Aos nossos mares vieram dantes,
Altivas naus, velas possantes,
Inflando à brisa de monção...
E, a voz dos lusos pioneiros,
O Itiberê viu os primeiros
Sinais de civilização.

Estribilho
Salve! Salve! Berço amado
Do Paraná sempre êxul!
Pórtico todo encantado
Aos sertanejos do Sul!

Hulhas éris de cataratas,
Onde rebrilham tantas pratas!
Terras verdes dos pinheirais!
Talvez não fosseis Paraná
Sem lusas quilhas vindo cá,
Em busca de ouro e de cristais...

Estribilho
Salve! Salve! Berço amado
Do Paraná sempre êxul!
Pórtico todo encantado
Aos sertanejos do Sul!

Sejamos pela liberdade
Ao lado da fraternidade,
Em fortes elos da união,
Que o nosso orgulho e a nossa glória
Têm uma página da história
Do Paraná e da Nação!

Estribilho
Salve!

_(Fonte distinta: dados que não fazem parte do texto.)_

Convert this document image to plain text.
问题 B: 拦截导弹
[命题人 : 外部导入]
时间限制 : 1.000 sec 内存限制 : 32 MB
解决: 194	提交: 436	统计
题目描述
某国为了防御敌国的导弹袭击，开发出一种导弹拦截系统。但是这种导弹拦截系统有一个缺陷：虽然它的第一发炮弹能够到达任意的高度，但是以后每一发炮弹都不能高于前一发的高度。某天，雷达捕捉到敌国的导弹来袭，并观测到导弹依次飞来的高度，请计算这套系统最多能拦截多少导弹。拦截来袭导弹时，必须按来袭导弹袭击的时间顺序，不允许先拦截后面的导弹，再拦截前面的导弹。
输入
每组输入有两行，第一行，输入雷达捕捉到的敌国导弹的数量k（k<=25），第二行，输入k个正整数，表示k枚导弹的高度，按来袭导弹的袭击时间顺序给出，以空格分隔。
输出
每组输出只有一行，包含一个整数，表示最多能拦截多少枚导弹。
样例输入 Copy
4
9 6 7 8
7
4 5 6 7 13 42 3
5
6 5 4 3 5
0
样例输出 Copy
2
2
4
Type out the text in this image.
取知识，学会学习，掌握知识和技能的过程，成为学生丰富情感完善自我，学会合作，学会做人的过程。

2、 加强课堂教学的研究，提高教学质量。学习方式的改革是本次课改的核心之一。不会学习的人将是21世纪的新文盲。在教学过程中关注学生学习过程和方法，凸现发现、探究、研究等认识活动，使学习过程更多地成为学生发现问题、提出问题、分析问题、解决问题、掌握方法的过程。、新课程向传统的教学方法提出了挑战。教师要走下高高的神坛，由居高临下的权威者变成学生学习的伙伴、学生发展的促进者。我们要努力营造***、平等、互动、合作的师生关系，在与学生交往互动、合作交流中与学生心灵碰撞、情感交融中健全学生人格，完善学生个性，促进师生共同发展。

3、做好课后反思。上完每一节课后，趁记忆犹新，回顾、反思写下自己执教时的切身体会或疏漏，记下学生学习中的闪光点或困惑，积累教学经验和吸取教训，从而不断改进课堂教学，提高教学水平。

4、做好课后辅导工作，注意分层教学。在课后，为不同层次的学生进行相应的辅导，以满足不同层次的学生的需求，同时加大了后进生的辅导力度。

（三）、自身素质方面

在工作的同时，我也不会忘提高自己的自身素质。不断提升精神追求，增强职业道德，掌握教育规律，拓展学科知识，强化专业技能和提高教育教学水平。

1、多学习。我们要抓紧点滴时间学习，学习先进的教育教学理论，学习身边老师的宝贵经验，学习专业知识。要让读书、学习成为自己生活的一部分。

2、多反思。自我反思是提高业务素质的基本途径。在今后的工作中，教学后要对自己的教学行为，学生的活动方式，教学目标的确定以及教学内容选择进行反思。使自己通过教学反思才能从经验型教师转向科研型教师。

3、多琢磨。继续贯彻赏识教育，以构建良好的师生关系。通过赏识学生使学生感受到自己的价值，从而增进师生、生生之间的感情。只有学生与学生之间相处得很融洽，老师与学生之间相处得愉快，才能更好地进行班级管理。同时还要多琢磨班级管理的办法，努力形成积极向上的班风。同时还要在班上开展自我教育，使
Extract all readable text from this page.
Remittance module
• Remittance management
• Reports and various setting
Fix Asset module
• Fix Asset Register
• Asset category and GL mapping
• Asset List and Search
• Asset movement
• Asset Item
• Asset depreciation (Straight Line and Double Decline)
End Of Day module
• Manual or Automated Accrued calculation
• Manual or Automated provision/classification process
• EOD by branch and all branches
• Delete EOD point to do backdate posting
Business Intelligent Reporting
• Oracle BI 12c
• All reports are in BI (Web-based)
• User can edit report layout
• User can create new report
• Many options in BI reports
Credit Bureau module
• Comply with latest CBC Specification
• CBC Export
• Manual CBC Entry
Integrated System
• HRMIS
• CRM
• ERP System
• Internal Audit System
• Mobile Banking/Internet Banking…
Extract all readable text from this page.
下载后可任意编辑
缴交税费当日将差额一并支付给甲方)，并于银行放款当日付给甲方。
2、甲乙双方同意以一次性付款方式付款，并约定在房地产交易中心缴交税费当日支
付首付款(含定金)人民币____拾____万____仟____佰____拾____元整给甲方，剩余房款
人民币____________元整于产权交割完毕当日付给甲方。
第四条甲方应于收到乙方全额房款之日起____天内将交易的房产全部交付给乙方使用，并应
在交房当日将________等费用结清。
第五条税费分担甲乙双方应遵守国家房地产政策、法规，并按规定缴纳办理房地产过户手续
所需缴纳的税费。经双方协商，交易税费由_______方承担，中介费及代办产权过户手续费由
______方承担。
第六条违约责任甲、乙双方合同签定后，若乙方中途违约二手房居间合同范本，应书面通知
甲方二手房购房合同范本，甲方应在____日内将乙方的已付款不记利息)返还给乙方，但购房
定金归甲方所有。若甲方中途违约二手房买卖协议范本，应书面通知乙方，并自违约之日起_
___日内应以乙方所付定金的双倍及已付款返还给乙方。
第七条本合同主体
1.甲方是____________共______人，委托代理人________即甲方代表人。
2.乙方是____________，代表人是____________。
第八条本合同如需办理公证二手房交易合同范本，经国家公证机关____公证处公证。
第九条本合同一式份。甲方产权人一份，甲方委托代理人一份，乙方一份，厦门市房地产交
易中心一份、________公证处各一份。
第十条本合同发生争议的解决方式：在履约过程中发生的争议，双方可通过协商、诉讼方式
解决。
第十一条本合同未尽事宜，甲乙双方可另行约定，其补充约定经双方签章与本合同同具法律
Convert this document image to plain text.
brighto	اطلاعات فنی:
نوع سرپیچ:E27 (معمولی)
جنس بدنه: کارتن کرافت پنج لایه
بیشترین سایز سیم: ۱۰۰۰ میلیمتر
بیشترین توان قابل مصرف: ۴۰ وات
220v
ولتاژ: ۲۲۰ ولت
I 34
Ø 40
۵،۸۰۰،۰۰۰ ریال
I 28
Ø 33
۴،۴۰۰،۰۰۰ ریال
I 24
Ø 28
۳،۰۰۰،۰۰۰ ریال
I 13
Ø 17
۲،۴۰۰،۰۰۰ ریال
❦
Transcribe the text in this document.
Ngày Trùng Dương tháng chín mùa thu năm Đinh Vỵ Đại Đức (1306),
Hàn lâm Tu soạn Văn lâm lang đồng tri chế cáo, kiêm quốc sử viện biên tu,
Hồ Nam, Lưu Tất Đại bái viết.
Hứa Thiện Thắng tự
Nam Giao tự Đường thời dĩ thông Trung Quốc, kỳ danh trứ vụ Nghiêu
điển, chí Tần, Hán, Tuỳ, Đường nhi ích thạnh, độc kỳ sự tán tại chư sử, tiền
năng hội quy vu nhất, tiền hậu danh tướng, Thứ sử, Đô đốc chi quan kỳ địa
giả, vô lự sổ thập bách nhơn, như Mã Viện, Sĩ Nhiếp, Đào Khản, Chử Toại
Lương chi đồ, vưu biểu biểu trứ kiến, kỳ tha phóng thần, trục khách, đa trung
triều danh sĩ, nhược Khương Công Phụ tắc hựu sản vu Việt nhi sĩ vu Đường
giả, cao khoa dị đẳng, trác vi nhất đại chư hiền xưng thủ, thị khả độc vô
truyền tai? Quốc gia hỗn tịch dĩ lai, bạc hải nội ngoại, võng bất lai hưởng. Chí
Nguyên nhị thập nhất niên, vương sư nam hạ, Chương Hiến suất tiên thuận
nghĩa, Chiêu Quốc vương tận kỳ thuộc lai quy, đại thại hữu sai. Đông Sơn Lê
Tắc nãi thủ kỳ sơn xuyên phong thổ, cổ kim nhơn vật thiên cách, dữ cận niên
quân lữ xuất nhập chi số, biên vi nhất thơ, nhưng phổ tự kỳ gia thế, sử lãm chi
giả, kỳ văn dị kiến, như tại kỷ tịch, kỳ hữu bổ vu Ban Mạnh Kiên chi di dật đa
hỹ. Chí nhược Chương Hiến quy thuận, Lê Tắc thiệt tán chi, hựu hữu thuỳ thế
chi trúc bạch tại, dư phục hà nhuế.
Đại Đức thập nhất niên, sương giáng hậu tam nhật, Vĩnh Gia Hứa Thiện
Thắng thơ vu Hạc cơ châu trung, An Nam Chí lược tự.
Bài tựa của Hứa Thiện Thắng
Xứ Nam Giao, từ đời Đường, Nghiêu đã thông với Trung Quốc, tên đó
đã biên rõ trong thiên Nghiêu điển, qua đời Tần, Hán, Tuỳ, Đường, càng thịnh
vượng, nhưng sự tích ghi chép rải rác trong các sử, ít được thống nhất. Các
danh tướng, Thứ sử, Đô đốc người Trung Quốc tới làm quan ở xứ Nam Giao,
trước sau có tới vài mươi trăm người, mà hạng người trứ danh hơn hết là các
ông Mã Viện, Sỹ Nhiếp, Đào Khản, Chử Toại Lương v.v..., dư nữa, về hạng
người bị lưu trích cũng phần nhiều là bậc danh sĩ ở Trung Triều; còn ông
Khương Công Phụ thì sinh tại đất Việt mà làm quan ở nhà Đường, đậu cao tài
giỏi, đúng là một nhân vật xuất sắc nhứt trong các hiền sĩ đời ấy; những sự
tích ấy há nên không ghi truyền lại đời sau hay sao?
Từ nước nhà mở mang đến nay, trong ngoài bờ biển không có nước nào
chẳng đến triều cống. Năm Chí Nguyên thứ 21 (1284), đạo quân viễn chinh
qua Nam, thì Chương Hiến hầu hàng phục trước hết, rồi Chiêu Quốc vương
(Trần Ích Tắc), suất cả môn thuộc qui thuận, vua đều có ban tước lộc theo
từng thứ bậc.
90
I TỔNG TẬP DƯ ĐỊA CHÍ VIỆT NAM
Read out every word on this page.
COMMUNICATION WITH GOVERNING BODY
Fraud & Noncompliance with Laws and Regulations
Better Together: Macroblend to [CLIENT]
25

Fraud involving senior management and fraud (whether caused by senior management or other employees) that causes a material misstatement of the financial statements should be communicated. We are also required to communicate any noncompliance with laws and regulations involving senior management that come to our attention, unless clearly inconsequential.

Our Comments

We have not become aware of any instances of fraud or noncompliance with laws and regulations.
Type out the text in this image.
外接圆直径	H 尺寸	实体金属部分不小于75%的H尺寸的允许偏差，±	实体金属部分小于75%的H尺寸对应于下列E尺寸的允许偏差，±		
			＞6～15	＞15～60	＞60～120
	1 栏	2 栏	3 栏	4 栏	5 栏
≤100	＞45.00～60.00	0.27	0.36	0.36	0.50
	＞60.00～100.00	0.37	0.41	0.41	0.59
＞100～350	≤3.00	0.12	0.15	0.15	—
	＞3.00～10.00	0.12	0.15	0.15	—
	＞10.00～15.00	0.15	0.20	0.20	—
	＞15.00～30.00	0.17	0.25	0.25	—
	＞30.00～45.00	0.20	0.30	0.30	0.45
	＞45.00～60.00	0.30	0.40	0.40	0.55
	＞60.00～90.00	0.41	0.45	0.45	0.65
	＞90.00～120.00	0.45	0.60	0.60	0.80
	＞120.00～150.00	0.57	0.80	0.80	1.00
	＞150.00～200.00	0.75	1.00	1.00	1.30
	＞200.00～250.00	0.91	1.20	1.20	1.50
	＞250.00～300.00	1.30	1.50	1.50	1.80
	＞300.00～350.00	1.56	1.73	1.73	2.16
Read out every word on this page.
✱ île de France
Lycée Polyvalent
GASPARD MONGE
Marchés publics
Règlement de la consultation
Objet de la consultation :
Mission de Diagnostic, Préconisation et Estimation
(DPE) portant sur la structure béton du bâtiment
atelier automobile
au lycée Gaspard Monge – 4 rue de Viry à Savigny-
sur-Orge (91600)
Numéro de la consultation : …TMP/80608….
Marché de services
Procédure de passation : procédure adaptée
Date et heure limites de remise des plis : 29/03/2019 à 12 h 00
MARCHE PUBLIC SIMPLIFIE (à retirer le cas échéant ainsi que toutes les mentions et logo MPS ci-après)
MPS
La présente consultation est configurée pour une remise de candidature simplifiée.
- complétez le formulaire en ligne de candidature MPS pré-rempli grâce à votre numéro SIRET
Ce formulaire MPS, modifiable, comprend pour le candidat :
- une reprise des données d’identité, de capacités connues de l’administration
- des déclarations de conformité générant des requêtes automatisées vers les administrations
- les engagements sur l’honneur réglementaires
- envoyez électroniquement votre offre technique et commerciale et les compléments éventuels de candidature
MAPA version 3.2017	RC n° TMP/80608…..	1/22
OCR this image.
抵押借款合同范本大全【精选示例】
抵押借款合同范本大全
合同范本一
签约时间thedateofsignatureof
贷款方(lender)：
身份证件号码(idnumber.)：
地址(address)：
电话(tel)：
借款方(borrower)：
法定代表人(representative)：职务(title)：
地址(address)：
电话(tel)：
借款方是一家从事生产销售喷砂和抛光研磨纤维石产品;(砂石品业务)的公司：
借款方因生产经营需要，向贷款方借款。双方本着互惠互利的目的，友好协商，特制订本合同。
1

Salve! Berço amado
Do Paraná sempre êxul!
Pórtico todo encantado
Aos sertanejos do Sul!

Seja a grandeza nosso Norte
A paz e o amor - numa coorte
De bênçãos sempre a nos sorrir
E à luz da estrela do civismo
Entre canções de patriotismo
Eia! Marchemos ao porvir!

Estribilho
Salve! Salve! Berço amado
Do Paraná sempre êxul!
Pórtico todo encantado
Aos sertanejos do Sul!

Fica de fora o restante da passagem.